Propofol is a safe, well-tolerated drug whose use has expanded worldwide over the last decade from solely an anesthetic agent to one of the most preferred sedative–hypnotic agents in outpatients procedures, especially in gastrointestinal endoscopy, due to its safety and favorable side effect profile.
However, propofol is labeled as contraindicated in patients with egg or soy allergy. This contraindication is based on low-quality isolated clinical observations but has become increasingly problematic given the rising incidence of food allergy and eosinophilic esophagitis (EoE). However, there is still disagreement on this matter and recent evidence-based research has put into question the warnings on using this drug in patients with food allergy. The Association of Anaesthetists of Great Britain and Ireland has recently claimed that there is no evidence to avoid propofol in egg- or soy-allergic patients; in fact, egg allergy is not included in warning labels in the UK.
The specific use of propofol in patients with EoE sensitized to soy/legumes and egg has been assessed in two recent studies.
The first one was carried out in a multicentre series of adult EoE patients undergoing esophagogastroduodenoscopy with propofol sedation. Food-specific serum IgE and skin prick tests for egg, soy, peanut, and cross-reactant foods were performed in all patients. Fifty-two patients (86%) were sensitized to either egg, soy, or peanut. Out of them, eighteen patients (28%) already had a history of allergic reactions to egg, legumes, and nuts and strictly avoided these foods. After performing a total of 404 upper endoscopies under propofol sedation, no allergic adverse events were reported.
Very recently, a retrospective series of children with EoE and explored with endoscopy sedated with propofol has been also published. Over a 1.5-year period, propofol was given to 141 children with EoE, of which sixty four had a documented allergy to egg or soy, while other 115 children were sedated with other drugs. No differences in the number of adverse reactions were found among the two groups of patients. Additionally, this series included 15 procedures performed on 12 patients with a history of anaphylaxis to egg; propofol was used in 6 of these with no complications documented.

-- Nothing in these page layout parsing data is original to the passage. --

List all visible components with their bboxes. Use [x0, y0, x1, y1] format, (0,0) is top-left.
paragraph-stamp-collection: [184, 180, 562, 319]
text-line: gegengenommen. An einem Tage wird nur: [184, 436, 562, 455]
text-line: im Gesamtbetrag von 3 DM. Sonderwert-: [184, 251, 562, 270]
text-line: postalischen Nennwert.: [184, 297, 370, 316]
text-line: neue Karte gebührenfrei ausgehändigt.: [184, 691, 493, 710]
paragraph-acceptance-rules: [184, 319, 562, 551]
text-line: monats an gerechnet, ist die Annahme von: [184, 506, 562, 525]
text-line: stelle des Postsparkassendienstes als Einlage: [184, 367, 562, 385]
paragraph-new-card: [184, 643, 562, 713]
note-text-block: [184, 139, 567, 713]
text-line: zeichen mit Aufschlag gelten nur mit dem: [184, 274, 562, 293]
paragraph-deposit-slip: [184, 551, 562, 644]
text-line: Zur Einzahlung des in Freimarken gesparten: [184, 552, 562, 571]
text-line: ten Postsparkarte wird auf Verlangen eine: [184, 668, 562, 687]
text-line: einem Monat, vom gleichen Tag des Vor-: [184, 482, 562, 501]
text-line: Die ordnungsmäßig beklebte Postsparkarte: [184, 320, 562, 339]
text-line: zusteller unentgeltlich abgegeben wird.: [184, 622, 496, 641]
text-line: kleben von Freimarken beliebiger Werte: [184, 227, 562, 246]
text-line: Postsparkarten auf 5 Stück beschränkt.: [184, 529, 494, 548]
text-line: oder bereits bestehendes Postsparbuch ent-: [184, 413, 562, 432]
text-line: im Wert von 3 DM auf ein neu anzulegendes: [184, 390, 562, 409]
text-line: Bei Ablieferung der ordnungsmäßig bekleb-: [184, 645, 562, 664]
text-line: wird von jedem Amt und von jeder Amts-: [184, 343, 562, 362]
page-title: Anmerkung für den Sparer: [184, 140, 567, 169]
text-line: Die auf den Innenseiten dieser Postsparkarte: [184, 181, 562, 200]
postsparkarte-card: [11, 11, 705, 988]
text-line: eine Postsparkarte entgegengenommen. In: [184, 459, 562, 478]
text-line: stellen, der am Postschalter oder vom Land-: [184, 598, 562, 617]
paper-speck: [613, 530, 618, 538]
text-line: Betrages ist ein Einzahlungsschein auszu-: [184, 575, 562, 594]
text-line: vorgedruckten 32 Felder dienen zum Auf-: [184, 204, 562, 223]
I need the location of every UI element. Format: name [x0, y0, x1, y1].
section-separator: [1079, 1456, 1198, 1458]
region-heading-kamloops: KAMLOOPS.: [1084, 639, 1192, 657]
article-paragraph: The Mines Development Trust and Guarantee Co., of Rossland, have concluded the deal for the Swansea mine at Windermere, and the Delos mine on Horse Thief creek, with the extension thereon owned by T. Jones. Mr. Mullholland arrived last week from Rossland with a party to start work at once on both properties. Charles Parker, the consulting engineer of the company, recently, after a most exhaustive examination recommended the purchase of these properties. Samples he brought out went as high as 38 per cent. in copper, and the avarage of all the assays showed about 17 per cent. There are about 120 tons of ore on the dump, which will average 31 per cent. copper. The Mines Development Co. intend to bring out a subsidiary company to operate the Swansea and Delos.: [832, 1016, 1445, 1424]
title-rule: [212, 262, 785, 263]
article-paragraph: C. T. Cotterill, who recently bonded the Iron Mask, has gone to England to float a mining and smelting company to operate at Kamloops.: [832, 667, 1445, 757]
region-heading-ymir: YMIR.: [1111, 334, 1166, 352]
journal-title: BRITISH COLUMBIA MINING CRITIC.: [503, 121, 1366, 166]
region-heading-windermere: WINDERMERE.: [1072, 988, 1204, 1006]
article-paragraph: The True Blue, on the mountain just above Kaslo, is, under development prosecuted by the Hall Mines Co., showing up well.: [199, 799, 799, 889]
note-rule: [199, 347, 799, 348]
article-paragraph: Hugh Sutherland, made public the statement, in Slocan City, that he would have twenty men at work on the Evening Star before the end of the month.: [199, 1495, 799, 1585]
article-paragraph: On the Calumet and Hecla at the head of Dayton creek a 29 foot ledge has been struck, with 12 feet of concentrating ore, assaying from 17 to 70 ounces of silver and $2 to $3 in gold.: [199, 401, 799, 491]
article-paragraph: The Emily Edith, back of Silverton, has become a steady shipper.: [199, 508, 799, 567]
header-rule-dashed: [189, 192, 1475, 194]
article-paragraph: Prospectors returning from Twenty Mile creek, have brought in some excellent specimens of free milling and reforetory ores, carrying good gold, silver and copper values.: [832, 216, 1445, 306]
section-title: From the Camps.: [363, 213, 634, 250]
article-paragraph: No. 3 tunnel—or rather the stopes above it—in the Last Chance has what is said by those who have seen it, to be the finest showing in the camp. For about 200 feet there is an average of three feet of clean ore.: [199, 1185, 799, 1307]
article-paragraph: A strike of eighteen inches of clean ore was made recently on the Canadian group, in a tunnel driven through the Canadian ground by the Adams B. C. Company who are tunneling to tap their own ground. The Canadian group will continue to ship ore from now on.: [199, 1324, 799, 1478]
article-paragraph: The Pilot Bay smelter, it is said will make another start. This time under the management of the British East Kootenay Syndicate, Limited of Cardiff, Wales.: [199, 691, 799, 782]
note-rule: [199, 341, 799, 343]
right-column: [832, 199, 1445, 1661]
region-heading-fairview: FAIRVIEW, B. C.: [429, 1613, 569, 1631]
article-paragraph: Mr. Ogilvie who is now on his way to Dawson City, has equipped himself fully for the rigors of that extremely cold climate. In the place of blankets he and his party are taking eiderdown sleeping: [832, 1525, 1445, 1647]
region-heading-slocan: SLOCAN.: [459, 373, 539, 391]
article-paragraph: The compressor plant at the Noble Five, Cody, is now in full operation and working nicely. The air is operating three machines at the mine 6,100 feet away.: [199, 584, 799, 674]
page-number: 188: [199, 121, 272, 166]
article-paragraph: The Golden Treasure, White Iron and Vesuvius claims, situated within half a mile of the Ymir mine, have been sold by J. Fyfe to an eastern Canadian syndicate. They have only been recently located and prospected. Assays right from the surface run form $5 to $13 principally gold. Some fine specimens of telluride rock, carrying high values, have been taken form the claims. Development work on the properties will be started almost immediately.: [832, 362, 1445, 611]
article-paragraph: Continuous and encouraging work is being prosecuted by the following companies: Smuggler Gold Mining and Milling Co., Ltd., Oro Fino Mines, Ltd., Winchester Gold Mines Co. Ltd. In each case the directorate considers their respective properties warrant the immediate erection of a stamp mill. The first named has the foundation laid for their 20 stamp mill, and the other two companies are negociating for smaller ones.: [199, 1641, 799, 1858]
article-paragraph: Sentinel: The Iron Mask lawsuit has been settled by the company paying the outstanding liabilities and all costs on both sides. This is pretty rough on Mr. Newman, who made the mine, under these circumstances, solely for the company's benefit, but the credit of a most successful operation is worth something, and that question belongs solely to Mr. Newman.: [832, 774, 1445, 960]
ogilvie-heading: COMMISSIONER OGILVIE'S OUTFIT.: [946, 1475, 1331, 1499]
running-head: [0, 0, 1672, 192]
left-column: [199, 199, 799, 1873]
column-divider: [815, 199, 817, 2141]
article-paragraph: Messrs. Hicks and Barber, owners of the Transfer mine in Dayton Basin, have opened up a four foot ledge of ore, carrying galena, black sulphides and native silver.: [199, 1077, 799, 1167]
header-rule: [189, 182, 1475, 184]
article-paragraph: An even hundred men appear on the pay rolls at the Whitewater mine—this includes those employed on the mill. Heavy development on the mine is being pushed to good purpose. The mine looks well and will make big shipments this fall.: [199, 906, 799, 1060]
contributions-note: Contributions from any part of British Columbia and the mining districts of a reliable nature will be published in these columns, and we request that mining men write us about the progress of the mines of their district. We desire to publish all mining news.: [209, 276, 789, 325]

After these results, it can be clearly stated that sedation for endoscopy in patients with EoE who also present food allergy to egg, soy or legumes presents the same safety and effectiveness than in non-allergic patients. Because of that, there is no reason at the present to limit the use of propofol in patients with EoE who associate food allergies, thus depriving them of one of the sedative drugs with a better safety, efficacy and satisfaction profile in gastrointestinal endoscopy.